Bethany sighed into Marina’s back. She squeezed her shoulders a bit harder than before.

“Hey, careful.”

“I’ve done unthinkable things for Elena’s safety. And yet, this is giving me pause.”

“Bethany, this location won’t be safe anymore. Erich leaked it for a reason. It’s his way of telling you that he will not protect Elena anymore. They are not blood related, and she has no place in his Empire. I don’t know what kind of resources you have or what sort of deal you had with him, but it’s done now. He invited a bunch of nobles to meet him here, then he stood you all up. That’s his signal. Those people are on the chopping block and so is this entire island now.”

Bethany turned Marina around to face her.

For a moment, Marina struggled. She turned a pair of blank, panicked eyes on Bethany.

“Solceanos defend, I thought you wanted to garrote me or something!”

“Garrote you?”

“Sorry, sorry. I’m running an anxiety high here.”

Marina sighed. Bethany looked into her eyes.

She was tired, weary. Spent, even. Why was she doing all of this?

“It’s incredibly lame for a spy to keep telling me how fucked up she is.”

“It’s all part of my play, darling.”

“Marina tell me what you know. Do you have information on a plot against Elena?”

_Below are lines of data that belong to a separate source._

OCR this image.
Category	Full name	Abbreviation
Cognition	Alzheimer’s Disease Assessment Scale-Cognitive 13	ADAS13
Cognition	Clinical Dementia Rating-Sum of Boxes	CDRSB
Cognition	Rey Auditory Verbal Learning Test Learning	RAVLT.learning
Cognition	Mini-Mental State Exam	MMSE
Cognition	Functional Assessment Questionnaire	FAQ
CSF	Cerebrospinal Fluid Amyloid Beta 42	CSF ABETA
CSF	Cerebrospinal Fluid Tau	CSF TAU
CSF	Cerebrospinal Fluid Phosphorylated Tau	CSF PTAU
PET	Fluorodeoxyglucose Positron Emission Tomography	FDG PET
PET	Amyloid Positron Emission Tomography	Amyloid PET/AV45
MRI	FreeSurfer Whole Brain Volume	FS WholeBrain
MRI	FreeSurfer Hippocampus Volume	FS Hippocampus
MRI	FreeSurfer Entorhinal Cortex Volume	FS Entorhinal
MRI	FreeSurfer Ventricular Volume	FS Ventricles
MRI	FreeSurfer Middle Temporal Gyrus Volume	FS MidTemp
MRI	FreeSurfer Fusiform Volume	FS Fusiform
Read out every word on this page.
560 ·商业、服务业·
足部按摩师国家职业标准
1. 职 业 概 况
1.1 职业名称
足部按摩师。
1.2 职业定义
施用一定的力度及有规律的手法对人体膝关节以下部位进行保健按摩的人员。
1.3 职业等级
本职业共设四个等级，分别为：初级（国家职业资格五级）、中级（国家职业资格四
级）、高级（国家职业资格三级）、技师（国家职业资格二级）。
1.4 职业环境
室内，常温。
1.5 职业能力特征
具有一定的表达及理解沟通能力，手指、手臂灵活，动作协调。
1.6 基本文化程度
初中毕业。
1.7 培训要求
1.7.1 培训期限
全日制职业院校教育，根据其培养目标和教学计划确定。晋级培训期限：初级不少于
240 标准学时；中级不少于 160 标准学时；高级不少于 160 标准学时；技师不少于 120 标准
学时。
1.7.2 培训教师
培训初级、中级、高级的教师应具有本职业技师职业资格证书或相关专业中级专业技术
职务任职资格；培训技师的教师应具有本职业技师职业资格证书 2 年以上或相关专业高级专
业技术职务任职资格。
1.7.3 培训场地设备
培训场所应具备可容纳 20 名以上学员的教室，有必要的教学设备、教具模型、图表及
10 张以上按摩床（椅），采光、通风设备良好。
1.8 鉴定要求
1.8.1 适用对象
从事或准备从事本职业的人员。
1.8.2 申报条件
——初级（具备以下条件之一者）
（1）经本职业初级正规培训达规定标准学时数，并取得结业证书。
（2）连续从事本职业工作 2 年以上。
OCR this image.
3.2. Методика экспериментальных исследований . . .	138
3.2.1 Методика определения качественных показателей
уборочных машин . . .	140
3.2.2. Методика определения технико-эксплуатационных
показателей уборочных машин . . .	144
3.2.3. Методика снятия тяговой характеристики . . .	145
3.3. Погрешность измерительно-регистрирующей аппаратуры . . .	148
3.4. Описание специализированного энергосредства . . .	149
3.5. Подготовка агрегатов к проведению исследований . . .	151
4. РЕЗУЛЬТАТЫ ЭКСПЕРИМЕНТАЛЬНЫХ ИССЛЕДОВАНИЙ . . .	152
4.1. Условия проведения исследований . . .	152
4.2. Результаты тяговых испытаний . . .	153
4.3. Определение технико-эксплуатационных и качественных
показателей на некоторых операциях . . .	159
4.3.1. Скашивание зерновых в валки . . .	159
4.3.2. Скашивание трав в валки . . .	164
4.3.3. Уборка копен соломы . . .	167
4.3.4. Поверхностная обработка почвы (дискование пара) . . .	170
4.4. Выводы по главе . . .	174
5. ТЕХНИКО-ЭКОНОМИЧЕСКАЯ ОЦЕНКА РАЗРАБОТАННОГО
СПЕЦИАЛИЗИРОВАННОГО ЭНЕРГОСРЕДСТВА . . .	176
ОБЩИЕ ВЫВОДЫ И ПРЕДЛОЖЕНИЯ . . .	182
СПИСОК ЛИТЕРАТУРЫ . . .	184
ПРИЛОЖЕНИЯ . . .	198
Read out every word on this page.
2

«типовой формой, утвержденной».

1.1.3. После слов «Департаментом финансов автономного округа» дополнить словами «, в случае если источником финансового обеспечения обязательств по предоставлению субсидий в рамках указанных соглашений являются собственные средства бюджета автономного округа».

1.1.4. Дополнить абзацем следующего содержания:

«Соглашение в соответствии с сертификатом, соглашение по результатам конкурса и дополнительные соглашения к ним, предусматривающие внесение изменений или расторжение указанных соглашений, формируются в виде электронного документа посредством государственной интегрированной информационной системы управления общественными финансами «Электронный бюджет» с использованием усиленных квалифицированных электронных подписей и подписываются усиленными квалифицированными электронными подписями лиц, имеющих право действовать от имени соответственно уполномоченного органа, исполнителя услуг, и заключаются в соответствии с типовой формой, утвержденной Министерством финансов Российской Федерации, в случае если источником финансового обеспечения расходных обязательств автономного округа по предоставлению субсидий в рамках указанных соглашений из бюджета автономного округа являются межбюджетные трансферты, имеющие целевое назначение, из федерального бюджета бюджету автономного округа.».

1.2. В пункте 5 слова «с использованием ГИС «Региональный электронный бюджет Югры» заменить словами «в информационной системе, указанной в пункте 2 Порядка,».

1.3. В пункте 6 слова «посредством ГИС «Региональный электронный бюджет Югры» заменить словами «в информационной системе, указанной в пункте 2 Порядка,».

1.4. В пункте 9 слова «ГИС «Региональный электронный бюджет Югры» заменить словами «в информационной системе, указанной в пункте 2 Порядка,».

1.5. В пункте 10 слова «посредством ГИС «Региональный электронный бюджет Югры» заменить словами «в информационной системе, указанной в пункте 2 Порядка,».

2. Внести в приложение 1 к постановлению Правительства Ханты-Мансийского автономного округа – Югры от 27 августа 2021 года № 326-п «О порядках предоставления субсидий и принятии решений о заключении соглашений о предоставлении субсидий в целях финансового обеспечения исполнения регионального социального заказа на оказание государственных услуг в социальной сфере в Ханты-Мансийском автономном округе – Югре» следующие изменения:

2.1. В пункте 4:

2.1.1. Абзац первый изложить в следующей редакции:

Bethany looked Marina dead in eyes. Not with anger, but with hope.

Hope for some kind of cooperation. To break the barrier that made them lie to each other.

Marina looked back at her. Again, her eyes were completely weary.

“I don’t have anything on an actual plot, but I can surmise one will happen. Vogelheim’s location has made it outside the ring of nobles invited to this meeting. I know because the info was sold to me. Ever since the Web network expanded to encompass the Empire instead of individual station LANs, it’s become huge in the underworld. Elena’s location is spreading, Bethany.”

“I’m not so savvy about this interweb stuff. But I get the point. Vogelheim is not secret anymore. So you’re afraid that Elena can’t stay here because someone could possibly target her.”

Marina sighed, as if it were worse than Bethany described.

“Erich told the nobles that he invited to Vogelheim that he would be meeting them here. You know this. If one of those nobles leaked that information then they leaked his presence too.”

At that point, the real danger of the situation finally hit Bethany.

She had been so stupid! She had been so stupid about everything!

It was not just that Elena was here. It was not in fact about Elena at all.

Outside entities had information that led them to believe that Erich was in a vulnerable location. He was not among his invincible, all-conquering fleet, he was hiding in a backwater station. He had gone to Vogelheim, a place that was now known to be important, to those who sought such information, to celebrate his sister’s birthday with a coterie of close aristocrats.

To know about Vogelheim was one thing. To know Erich would be there was much more.

For all of his rivals, it would seem a perfect chance to squash him and any alliances he was hoping to build within the aristocracy. Elena and Vogelheim would just be collateral damage.

“Solceanos protect us.”

“No, I will protect her. You have to let me take her, Bethany.”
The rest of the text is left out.